/smart-diet-app

A fitness app that tracks your diet easily and give you meal recommendations to get fit & healthy.

Primary LanguageJupyter Notebook

This is a health & fitness app that tracks your diet and give you meal plans which best fit you.

Server

Backend API service

We use express, a famous Node.js web framework, as our backend server, hosted on an Azure virtual machine. The backend serves as a middle man between the database and a client. Express is a minimal and flexible web framework that uses middleware to extend it's functionality, hence gives us much space to customize the structure of the application. Usually a web app basically consists of three parts, view, router, and model. Because we only need a API server, we don't need view here.
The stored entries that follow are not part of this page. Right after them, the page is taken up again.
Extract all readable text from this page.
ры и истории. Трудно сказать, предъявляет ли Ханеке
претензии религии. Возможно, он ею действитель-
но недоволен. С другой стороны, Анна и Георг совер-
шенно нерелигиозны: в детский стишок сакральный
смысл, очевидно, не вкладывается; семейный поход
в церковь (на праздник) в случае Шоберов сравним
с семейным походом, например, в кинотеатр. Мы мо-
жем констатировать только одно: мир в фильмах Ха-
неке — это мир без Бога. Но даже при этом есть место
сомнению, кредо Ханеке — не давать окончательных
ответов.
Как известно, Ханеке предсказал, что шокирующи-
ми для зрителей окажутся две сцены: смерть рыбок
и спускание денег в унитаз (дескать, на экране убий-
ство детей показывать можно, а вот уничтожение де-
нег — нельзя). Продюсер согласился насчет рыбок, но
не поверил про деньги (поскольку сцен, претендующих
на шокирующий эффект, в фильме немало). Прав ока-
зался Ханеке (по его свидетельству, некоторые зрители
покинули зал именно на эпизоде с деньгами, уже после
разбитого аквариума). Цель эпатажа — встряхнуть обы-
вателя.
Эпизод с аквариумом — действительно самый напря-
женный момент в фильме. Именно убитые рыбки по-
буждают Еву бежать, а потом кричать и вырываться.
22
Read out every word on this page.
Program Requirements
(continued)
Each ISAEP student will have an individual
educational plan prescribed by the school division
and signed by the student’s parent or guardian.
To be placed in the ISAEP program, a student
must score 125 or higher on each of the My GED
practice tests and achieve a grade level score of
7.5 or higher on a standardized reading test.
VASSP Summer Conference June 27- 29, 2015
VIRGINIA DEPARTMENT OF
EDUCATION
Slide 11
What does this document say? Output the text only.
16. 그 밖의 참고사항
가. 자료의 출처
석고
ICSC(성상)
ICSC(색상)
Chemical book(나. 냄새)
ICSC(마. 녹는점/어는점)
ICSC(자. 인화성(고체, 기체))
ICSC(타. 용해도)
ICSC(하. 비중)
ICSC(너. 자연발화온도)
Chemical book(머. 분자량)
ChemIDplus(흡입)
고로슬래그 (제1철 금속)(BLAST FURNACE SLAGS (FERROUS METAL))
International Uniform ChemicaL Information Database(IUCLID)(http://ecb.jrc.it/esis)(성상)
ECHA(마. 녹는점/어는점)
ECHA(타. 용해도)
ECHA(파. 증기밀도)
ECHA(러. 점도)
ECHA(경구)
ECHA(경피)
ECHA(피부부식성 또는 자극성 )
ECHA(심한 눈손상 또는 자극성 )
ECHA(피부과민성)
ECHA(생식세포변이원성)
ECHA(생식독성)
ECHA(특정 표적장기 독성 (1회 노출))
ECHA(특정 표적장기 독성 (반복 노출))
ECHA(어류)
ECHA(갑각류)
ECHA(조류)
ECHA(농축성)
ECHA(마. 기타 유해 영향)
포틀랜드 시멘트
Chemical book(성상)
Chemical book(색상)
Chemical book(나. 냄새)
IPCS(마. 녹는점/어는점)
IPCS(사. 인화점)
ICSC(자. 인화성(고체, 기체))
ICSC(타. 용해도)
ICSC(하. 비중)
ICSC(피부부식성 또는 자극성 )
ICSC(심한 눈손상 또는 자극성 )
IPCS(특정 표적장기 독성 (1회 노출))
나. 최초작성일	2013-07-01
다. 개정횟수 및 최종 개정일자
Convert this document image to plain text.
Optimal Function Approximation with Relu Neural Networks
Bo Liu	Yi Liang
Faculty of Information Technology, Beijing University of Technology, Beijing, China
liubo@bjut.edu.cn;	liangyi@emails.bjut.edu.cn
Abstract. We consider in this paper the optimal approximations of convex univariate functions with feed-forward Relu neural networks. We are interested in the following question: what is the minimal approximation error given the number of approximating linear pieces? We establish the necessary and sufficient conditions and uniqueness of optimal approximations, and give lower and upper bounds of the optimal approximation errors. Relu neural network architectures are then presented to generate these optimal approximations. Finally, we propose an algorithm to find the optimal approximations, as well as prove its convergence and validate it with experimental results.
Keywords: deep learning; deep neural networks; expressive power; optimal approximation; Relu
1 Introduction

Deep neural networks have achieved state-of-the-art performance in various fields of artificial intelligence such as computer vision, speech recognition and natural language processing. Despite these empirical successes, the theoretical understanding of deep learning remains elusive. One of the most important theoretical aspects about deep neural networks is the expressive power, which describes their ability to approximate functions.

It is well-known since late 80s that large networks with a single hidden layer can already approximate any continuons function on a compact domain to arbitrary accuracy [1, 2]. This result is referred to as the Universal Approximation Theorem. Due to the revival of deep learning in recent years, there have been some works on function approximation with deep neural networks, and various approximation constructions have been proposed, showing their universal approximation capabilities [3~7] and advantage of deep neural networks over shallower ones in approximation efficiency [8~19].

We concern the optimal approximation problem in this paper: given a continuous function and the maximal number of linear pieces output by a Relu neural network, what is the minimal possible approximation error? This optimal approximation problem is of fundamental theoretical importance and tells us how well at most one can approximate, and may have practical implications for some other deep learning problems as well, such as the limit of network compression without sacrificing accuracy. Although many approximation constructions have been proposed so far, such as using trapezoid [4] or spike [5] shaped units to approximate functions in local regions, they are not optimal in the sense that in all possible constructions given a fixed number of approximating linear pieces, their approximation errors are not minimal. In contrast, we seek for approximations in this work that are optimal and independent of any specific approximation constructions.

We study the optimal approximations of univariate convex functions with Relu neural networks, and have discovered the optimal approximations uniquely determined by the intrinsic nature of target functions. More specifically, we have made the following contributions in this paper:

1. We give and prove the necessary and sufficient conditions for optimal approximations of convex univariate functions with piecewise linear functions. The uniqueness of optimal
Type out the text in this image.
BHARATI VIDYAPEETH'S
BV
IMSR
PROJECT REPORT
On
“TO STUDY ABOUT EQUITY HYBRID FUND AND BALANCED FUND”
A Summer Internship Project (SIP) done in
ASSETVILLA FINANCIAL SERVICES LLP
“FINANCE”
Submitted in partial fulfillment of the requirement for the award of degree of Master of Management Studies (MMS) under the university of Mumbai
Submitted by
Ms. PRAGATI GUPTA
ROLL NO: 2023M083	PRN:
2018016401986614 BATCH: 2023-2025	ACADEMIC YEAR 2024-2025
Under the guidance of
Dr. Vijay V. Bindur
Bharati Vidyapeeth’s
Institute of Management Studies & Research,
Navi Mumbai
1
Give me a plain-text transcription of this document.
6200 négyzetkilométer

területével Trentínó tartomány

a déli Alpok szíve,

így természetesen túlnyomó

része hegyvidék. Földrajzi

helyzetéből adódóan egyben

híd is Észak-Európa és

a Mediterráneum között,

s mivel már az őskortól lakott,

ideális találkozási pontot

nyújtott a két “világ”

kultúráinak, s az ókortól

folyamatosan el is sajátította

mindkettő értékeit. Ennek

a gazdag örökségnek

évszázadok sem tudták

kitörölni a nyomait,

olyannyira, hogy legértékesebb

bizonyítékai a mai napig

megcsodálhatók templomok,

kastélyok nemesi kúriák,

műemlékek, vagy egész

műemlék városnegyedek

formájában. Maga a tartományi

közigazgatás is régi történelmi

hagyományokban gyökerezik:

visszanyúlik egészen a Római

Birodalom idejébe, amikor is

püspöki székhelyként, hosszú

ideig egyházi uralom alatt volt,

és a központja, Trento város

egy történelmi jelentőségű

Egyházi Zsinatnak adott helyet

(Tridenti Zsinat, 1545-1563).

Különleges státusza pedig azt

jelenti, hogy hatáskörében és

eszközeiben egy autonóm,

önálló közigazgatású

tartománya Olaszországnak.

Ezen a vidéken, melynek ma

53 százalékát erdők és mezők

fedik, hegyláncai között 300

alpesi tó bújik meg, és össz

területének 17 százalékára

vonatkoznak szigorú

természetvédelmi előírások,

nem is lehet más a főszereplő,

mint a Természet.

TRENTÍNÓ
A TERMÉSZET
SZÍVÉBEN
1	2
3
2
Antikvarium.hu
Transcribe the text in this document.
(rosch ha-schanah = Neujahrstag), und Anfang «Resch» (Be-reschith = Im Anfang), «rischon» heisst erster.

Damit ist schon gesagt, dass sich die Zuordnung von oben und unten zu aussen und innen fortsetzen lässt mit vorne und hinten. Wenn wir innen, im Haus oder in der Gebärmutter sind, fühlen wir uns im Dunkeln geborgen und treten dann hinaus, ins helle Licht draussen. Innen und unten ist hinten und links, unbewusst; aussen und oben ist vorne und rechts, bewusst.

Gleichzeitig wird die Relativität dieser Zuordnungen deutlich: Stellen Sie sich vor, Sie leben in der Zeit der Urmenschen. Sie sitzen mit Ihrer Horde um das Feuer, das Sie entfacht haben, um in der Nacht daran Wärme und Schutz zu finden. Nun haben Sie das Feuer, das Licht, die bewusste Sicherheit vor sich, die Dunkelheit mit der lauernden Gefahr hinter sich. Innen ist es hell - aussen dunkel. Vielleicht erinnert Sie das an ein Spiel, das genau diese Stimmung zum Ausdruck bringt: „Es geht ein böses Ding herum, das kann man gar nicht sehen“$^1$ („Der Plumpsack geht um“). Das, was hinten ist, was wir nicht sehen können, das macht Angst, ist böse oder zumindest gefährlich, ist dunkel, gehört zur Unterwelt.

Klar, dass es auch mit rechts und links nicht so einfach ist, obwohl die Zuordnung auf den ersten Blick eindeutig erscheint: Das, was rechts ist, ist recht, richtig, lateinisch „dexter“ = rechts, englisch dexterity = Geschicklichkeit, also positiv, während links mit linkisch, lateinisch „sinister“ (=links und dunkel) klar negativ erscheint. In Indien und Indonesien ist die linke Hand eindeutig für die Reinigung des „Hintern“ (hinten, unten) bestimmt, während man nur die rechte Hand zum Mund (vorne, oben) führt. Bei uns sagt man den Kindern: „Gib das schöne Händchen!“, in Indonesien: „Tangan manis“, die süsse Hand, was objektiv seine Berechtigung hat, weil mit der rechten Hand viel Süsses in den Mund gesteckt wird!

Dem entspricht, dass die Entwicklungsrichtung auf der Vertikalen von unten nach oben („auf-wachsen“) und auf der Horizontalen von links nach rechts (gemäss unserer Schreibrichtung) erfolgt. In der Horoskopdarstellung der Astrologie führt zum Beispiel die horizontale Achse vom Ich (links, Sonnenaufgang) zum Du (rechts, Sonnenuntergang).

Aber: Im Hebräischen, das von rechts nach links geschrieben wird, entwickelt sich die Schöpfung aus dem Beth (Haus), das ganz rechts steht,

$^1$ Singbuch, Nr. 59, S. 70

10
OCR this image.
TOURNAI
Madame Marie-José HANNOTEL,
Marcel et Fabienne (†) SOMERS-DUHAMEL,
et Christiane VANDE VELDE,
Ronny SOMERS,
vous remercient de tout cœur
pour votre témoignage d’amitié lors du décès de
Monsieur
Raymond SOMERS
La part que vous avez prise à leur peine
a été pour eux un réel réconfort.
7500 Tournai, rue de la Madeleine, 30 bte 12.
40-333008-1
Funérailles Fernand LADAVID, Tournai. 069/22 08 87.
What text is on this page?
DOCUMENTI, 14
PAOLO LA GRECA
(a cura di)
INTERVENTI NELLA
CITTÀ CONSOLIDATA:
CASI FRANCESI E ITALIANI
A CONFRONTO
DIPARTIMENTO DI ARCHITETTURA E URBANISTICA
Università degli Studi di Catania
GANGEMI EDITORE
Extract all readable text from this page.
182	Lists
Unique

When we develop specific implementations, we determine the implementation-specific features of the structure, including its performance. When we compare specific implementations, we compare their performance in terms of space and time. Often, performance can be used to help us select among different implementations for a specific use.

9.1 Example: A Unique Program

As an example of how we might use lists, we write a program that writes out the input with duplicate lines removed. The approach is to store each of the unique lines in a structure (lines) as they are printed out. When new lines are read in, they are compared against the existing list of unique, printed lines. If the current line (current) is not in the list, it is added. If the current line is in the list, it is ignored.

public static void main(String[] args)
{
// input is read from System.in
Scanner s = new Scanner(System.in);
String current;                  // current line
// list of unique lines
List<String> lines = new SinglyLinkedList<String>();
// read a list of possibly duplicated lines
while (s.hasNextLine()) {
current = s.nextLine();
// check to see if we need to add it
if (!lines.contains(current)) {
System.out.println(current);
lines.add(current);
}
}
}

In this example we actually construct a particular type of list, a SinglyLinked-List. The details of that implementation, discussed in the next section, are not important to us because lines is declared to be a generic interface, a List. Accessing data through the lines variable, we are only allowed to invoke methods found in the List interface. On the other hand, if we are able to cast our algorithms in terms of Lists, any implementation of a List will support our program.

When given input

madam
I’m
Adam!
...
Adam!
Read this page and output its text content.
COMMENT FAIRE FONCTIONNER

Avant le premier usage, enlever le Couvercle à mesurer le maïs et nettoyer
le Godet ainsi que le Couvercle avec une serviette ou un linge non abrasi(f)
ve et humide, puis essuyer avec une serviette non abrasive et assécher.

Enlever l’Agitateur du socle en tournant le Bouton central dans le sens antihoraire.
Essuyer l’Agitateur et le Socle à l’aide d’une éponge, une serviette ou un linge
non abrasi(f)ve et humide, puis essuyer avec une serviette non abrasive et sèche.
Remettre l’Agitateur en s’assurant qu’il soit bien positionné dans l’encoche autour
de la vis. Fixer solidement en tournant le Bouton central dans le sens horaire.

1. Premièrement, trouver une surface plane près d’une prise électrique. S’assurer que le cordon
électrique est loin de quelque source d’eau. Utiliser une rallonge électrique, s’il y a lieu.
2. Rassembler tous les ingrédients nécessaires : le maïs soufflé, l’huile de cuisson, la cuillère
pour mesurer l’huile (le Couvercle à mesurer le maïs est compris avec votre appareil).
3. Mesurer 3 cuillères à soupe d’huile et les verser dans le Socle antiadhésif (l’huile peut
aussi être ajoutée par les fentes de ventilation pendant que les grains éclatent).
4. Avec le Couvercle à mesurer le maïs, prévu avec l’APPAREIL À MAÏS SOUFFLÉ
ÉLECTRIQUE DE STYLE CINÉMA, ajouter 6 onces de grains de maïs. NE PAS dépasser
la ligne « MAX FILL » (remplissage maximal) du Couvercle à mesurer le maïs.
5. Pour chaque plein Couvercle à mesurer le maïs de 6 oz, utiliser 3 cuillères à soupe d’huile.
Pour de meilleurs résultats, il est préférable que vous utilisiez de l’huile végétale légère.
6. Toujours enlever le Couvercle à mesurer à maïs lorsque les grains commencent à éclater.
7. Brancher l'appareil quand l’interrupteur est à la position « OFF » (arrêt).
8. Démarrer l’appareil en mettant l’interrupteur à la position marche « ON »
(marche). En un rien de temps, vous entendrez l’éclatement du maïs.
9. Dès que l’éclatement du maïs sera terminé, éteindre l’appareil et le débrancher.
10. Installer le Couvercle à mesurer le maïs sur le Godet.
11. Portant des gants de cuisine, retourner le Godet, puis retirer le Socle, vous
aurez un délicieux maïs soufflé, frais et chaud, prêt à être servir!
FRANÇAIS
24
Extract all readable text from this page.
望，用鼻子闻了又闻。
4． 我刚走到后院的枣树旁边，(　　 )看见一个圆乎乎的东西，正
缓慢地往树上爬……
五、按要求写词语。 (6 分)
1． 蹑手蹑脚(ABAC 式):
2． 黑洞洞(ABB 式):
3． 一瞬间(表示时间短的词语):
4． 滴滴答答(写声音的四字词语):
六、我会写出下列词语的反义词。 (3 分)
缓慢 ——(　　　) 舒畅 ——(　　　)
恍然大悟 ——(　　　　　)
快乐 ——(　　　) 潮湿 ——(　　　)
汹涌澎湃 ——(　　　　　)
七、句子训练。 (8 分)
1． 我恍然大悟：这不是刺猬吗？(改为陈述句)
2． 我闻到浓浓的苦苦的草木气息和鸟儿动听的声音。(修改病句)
So all models are in "server/models" directory, handling interactions between server and the database. And routers in "server/routes", mapping a request from a client to an action in the server.

Food detection service

Apart from our web API server, we've decided to use another server to do food detection. The main reason is that the tools we used for machine learning are all written in python, and it's better to seperate the heavy computation process from normal database requests.

Database

We use Azure's CosmosDB to save our user data, to be specific, it's DocumentDB, a key-value document database but with SQL-like queries. We chose to use a key-value database because it's more flxible in data structures and don't have to worry about changing schemes in the demo stage. We have four types of document, which are user, userprofile, food, and record.

Storage

Apart from DocumentDB, we also use Storage to save a large block of data like images.